I imagine the two main sides in this election — need I say Republicans and Democrats? — would have vastly different reactions to the invasion of the jumping worm. Republicans would blame it on Democrats and Democrats would defend them as part of the environment.
But enough. I want to get to a discussion of another worm that somehow enters my consciousness every single day: The earworm.
I am deeply involved with the earworm because I am the kind of individual who has some form of music on my mind every minute of every waking hour of the day. Mostly, in my case, it’s classical music, but other music too, like patriotic in an election year.
So, as I go through any given day (they are all a gift), I might be internally humming a theme from a symphony by Beethoven (the composer not the canine movie star) or “O Canada” or a show tune like “Oooooooklahoma where the wind comes sweeping down the plain” or, possibly, a hymn, “Rock of Ages” (not to be confused with rock ’n’ roll of the ages embodied by the late Little Richard) when suddenly a strange ear worm intervenes.
Enter, lately, a guy named “Ragtime Cowboy Joe.” Do you remember him? The song got stuck in my mind decades ago and now suddenly it’s back in the form of an earworm.

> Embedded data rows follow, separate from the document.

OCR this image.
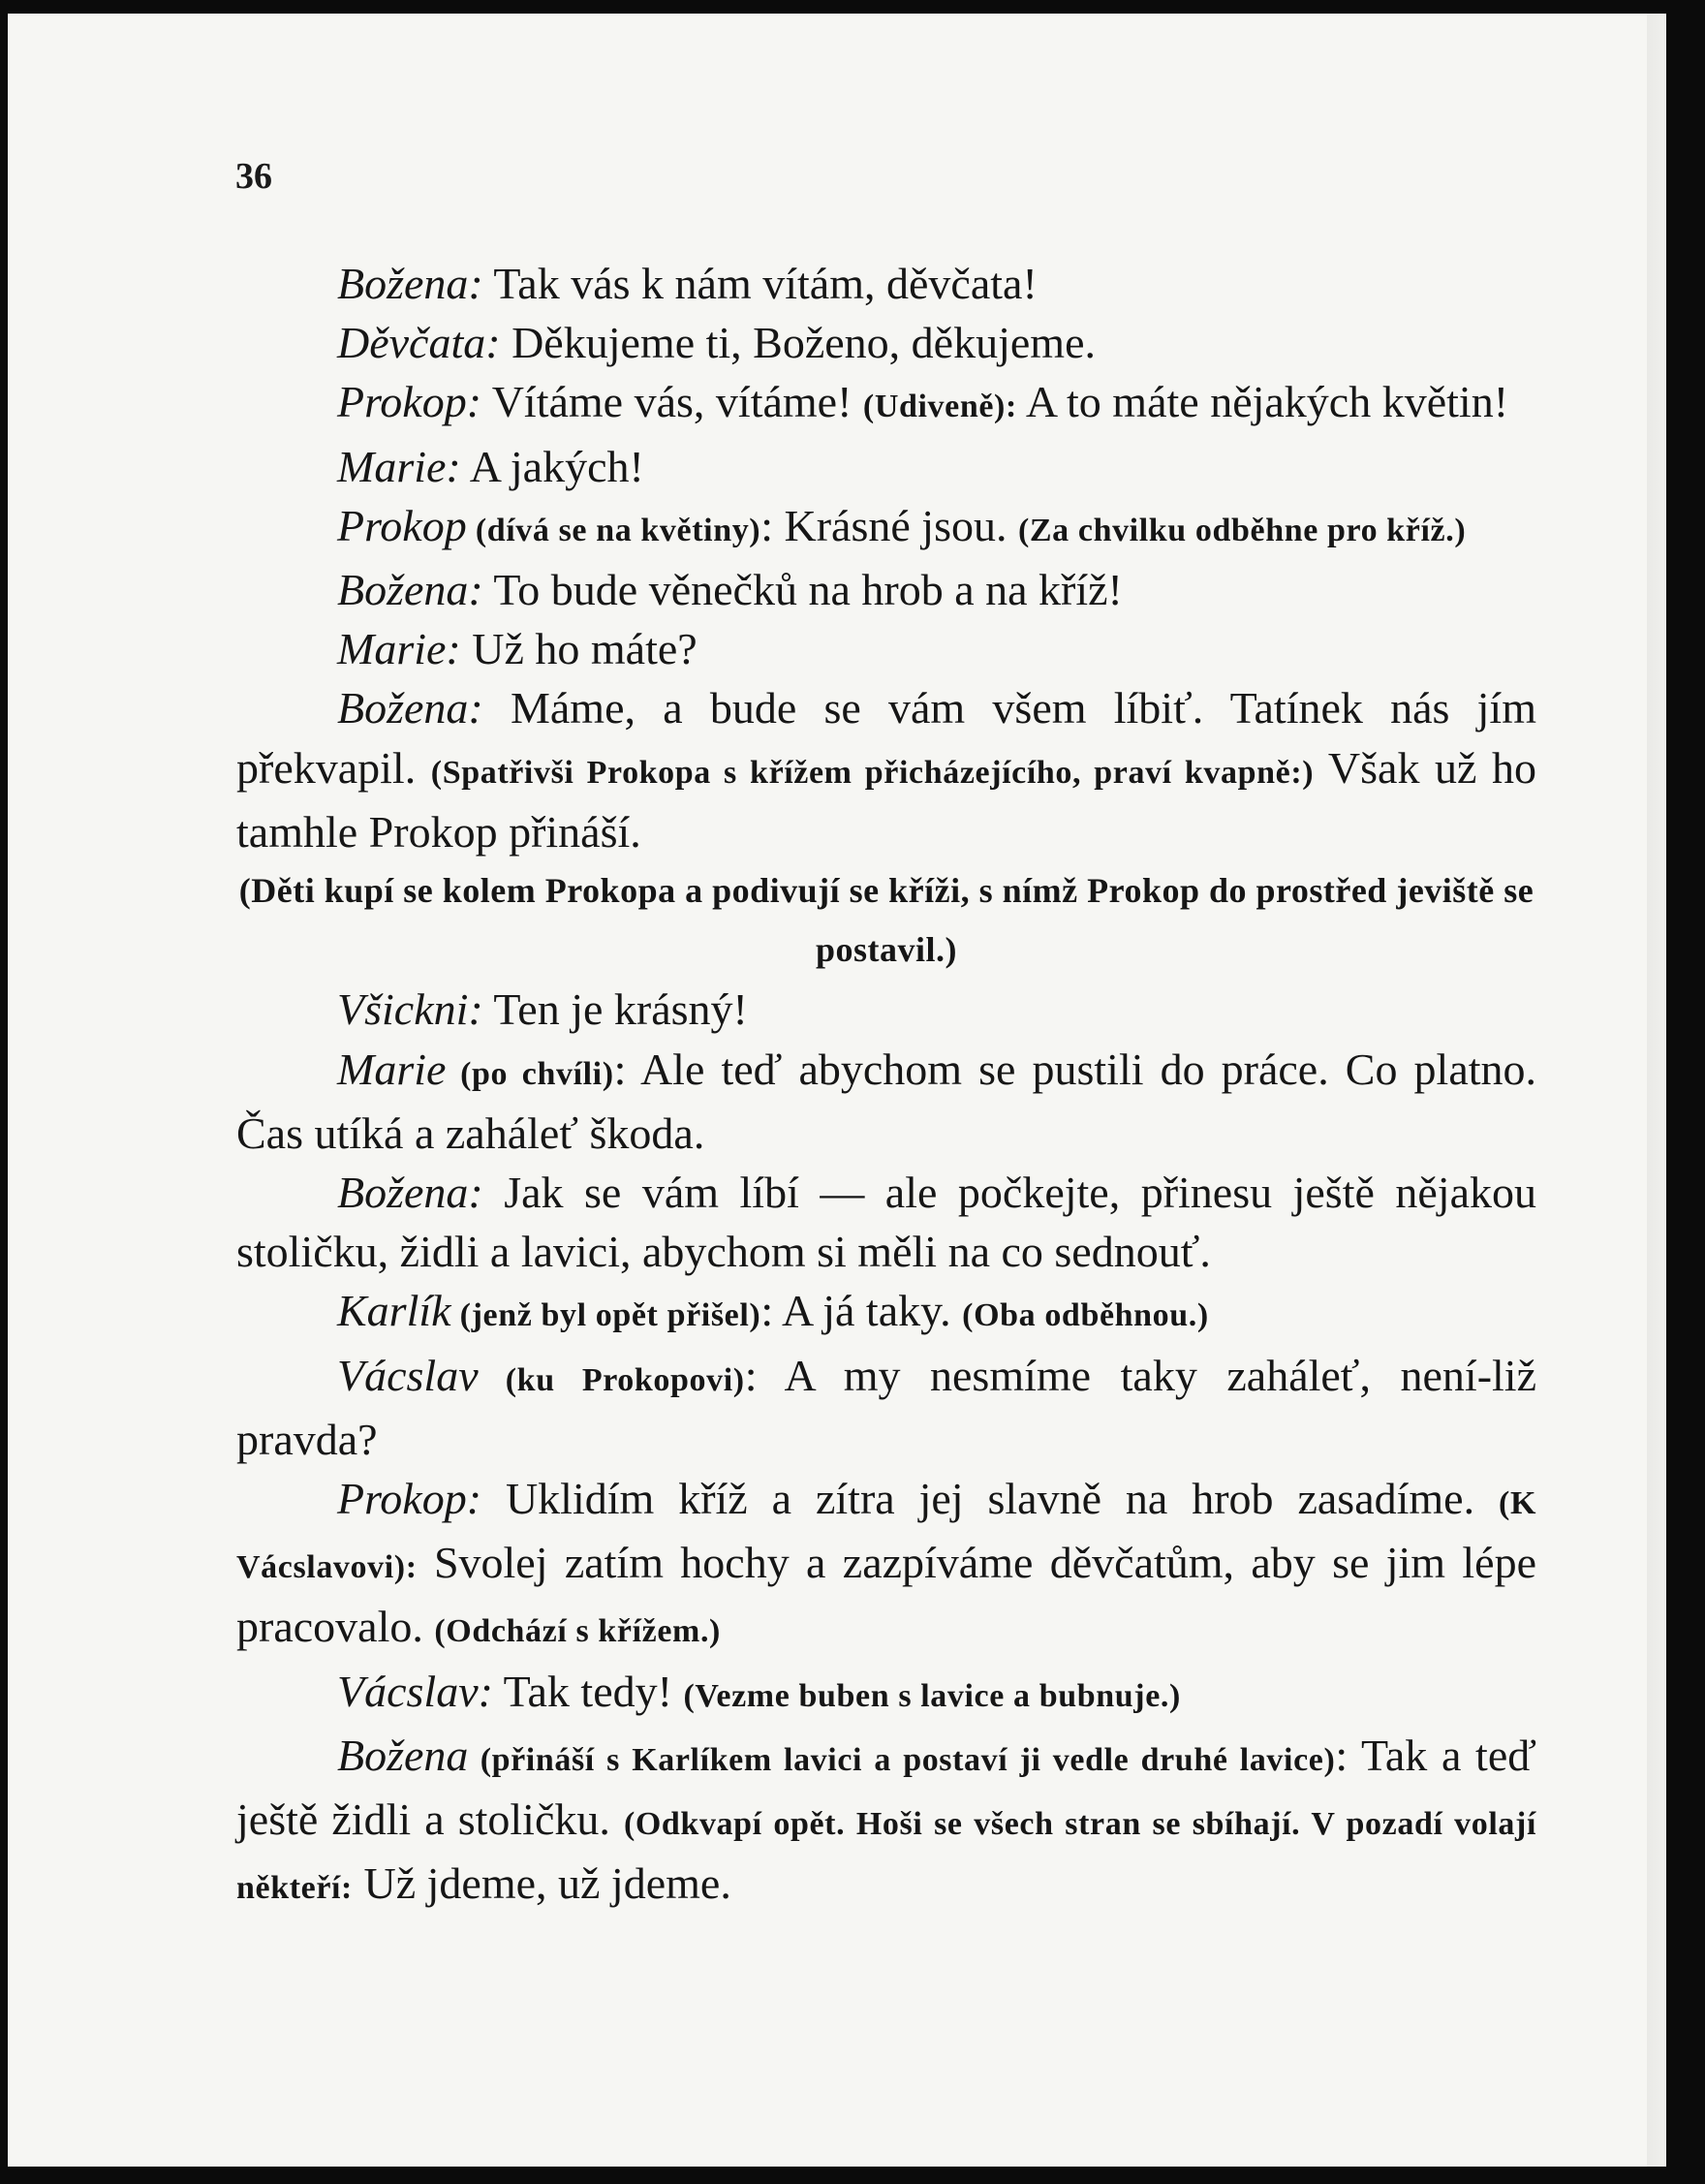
36

Božena: Tak vás k nám vítám, děvčata!

Děvčata: Děkujeme ti, Boženo, děkujeme.

Prokop: Vítáme vás, vítáme! (Udiveně): A to máte nějakých květin!

Marie: A jakých!

Prokop (dívá se na květiny): Krásné jsou. (Za chvilku odběhne pro kříž.)

Božena: To bude věnečků na hrob a na kříž!

Marie: Už ho máte?

Božena: Máme, a bude se vám všem líbiť. Tatínek nás jím překvapil. (Spatřivši Prokopa s křížem přicházejícího, praví kvapně:) Však už ho tamhle Prokop přináší.

(Děti kupí se kolem Prokopa a podivují se kříži, s nímž Prokop do prostřed jeviště se postavil.)

Všickni: Ten je krásný!

Marie (po chvíli): Ale teď abychom se pustili do práce. Co platno. Čas utíká a zaháleť škoda.

Božena: Jak se vám líbí — ale počkejte, přinesu ještě nějakou stoličku, židli a lavici, abychom si měli na co sednouť.

Karlík (jenž byl opět přišel): A já taky. (Oba odběhnou.)

Vácslav (ku Prokopovi): A my nesmíme taky zaháleť, není-liž pravda?

Prokop: Uklidím kříž a zítra jej slavně na hrob zasadíme. (K Vácslavovi): Svolej zatím hochy a zazpíváme děvčatům, aby se jim lépe pracovalo. (Odchází s křížem.)

Vácslav: Tak tedy! (Vezme buben s lavice a bubnuje.)

Božena (přináší s Karlíkem lavici a postaví ji vedle druhé lavice): Tak a teď ještě židli a stoličku. (Odkvapí opět. Hoši se všech stran se sbíhají. V pozadí volají někteří: Už jdeme, už jdeme.
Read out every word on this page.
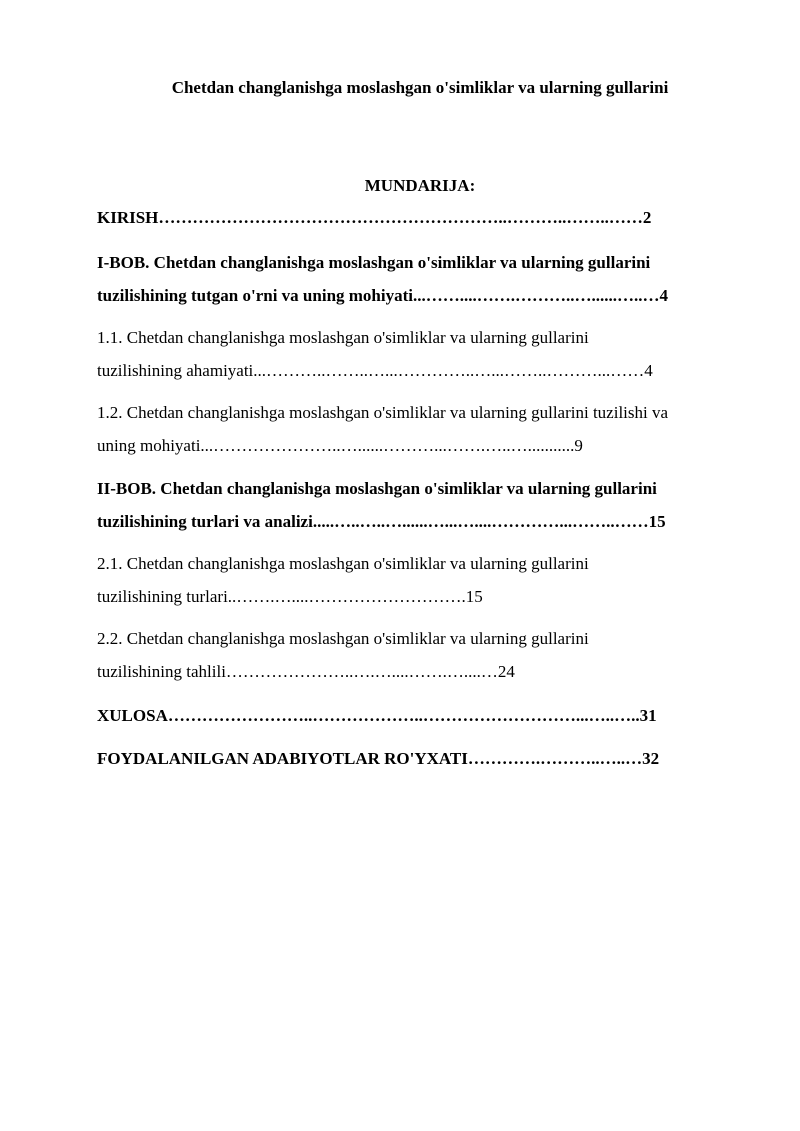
Chetdan changlanishga moslashgan o'simliklar va ularning gullarini
MUNDARIJA:
KIRISH……………………………………………………..………..……..……2
I-BOB. Chetdan changlanishga moslashgan o'simliklar va ularning gullarini
tuzilishining tutgan o'rni va uning mohiyati...……....…….………..…......…..…4
1.1. Chetdan changlanishga moslashgan o'simliklar va ularning gullarini
tuzilishining ahamiyati...………..……..…...…………..…...……..………...……4
1.2. Chetdan changlanishga moslashgan o'simliklar va ularning gullarini tuzilishi va
uning mohiyati...…………………..…......………...…….…..…...........9
II-BOB. Chetdan changlanishga moslashgan o'simliklar va ularning gullarini
tuzilishining turlari va analizi.....…..…..…......…...…....…………...……..……15
2.1. Chetdan changlanishga moslashgan o'simliklar va ularning gullarini
tuzilishining turlari..…….…....……………………….15
2.2. Chetdan changlanishga moslashgan o'simliklar va ularning gullarini
tuzilishining tahlili…………………..….…....…….…....…24
XULOSA……………………..………………..………………………...…..…..31
FOYDALANILGAN ADABIYOTLAR RO'YXATI………….………..…..…32
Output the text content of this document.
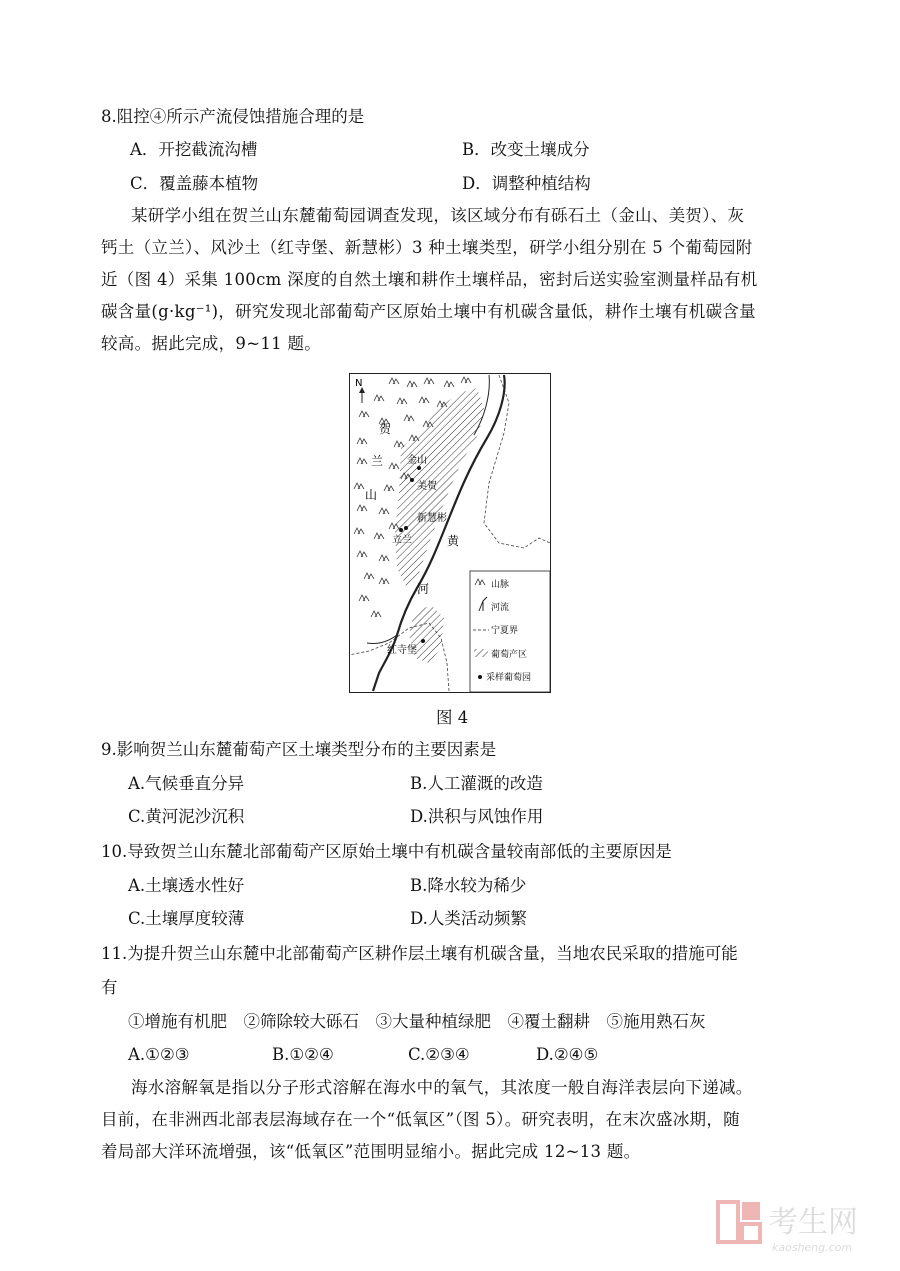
8.阻控④所示产流侵蚀措施合理的是
A．开挖截流沟槽	B．改变土壤成分
C．覆盖藤本植物	D．调整种植结构
某研学小组在贺兰山东麓葡萄园调查发现，该区域分布有砾石土（金山、美贺）、灰
钙土（立兰）、风沙土（红寺堡、新慧彬）3 种土壤类型，研学小组分别在 5 个葡萄园附
近（图 4）采集 100cm 深度的自然土壤和耕作土壤样品，密封后送实验室测量样品有机
碳含量(g·kg⁻¹)，研究发现北部葡萄产区原始土壤中有机碳含量低，耕作土壤有机碳含量
较高。据此完成，9~11 题。
N
贺
兰
山
黄
河
金山
美贺
新慧彬
立兰
红寺堡
山脉
河流
宁夏界
葡萄产区
采样葡萄园
图 4
9.影响贺兰山东麓葡萄产区土壤类型分布的主要因素是
A.气候垂直分异	B.人工灌溉的改造
C.黄河泥沙沉积	D.洪积与风蚀作用
10.导致贺兰山东麓北部葡萄产区原始土壤中有机碳含量较南部低的主要原因是
A.土壤透水性好	B.降水较为稀少
C.土壤厚度较薄	D.人类活动频繁
11.为提升贺兰山东麓中北部葡萄产区耕作层土壤有机碳含量，当地农民采取的措施可能
有
①增施有机肥　②筛除较大砾石　③大量种植绿肥　④覆土翻耕　⑤施用熟石灰
A.①②③	B.①②④	C.②③④	D.②④⑤
海水溶解氧是指以分子形式溶解在海水中的氧气，其浓度一般自海洋表层向下递减。
目前，在非洲西北部表层海域存在一个“低氧区”（图 5）。研究表明，在末次盛冰期，随
着局部大洋环流增强，该“低氧区”范围明显缩小。据此完成 12~13 题。
考生网
kaosheng.com
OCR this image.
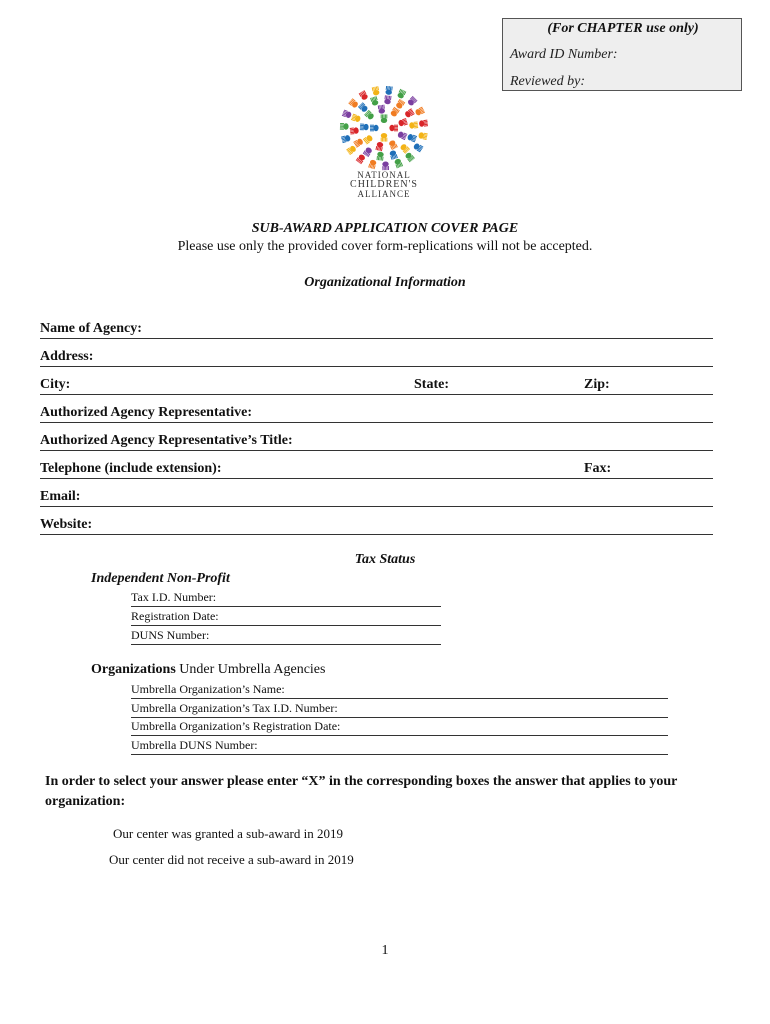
(For CHAPTER use only)
Award ID Number:
Reviewed by:
NATIONAL
CHILDREN'S
ALLIANCE
SUB-AWARD APPLICATION COVER PAGE
Please use only the provided cover form-replications will not be accepted.
Organizational Information
Name of Agency:
Address:
City:	State:	Zip:
Authorized Agency Representative:
Authorized Agency Representative’s Title:
Telephone (include extension):	Fax:
Email:
Website:
Tax Status
Independent Non-Profit
Tax I.D. Number:
Registration Date:
DUNS Number:
Organizations Under Umbrella Agencies
Umbrella Organization’s Name:
Umbrella Organization’s Tax I.D. Number:
Umbrella Organization’s Registration Date:
Umbrella DUNS Number:
In order to select your answer please enter “X” in the corresponding boxes the answer that applies to your organization:
Our center was granted a sub-award in 2019
Our center did not receive a sub-award in 2019
1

Readers of a certain age might recall it and even remember the melody. Hum along here: “He likes to sing raggedy music to the cattle as he swings back and forward in the saddle,/On his horse — a pretty good horse —to a syncopated gaiter and the roar of his repeater,/How they run when they hear his gun,/ ‘cause the western folks all know,/ He’s a high falutin’, roootin, shootin’ son-of-a-gun from Arizona,/ Ragtime Cowboy, talk about yer cowboy, Ragtime Cowboy Joe.”
That’s my latest and ubiquitous earworm. Can’t seem to shed it. Like on the Fourth of July, I might be out in the garden on a beautiful morning poking my 10-inch flag into a flowerpot and thinking, “O say can you see, by the dawn’s early light…” when suddenly:
“He likes to sing raggedy music to the cattle as he swings back and forward in the saddle…” drowning out the Star Spangled Banner on the Fourth of July in an election year in the middle of a global pandemic, for crying out loud. Arrest this man. Send in the Army worms.
So there you have it. Worms that plague our lives, including this new jumping worm. I’m an old Lutheran, but I’ll never understand how Martin got along on a diet of worms.